Con más de una cuarta parte de los adultos de todo el mundo sin alcanzar los niveles de actividad física recomendados, subir por las escaleras en lugar de usar el ascensor puede ser más beneficioso de lo que muchos piensan.
Un equipo de la University of East Anglia y del Norfolk and Norwich University Hospital ha comprobado que las personas que subían escaleras con regularidad tenían un 39% menos de probabilidades de morir por una enfermedad cardiovascular y un 24% menos de morir por cualquier causa que quienes apenas utilizaban las escaleras.
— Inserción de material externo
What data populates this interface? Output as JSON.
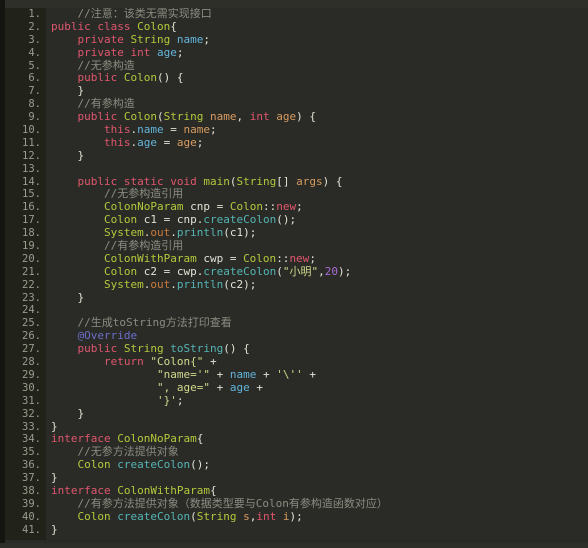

También presentaban menos probabilidades de desarrollar enfermedades cardiovasculares graves, entre ellas infartos, accidentes cerebrovasculares e insuficiencia cardÍaca.
"Subir por las escaleras es una forma práctica y a menudo olvidada de incorporar la actividad física a la vida diaria", señaló Vassilios Vassiliou, de la Norwich Medical School de la University of East Anglia.
El equipo analizó datos de más de 480.000 participantes de entre 35 y 84 años, a partir de nueve estudios de alta calidad, con un seguimiento mediano de 14 años.
"A diferencia de ir al gimnasio o hacer ejercicio, subir escaleras es algo que se puede integrar fácilmente en el día a día, en casa, en el trabajo o cuando se sale", explicó Sophie Paddock, de la Norwich Medical School de la University of East Anglia.
"Es una buena opción para quienes no disponen de mucho tiempo ni tienen fácil acceso a otras formas de ejercicio. Así que, si puede elegir entre las escaleras y el ascensor, opte por las escaleras, porque ayudarán a su corazón".
Según la investigación, solo unos minutos de subida de escaleras varias veces por semana pueden mejorar la capacidad cardiorrespiratoria y reducir el colesterol.
"Algunos de los estudios que analizamos mostraban que cuanto más se subían las escaleras, mayores eran los beneficios para la salud. Pero incluso pequeños cambios tenían un impacto medible", señaló Paddock.
Las conclusiones subrayan la importancia de fomentar la actividad física cotidiana, también en el lugar de trabajo y en el hogar, para promover estilos de vida más saludables y reducir los riesgos asociados a las enfermedades cardiovasculares, señalaron los investigadores.
Los resultados se presentaron inicialmente en un congreso científico de la European Society of Cardiology (ESC).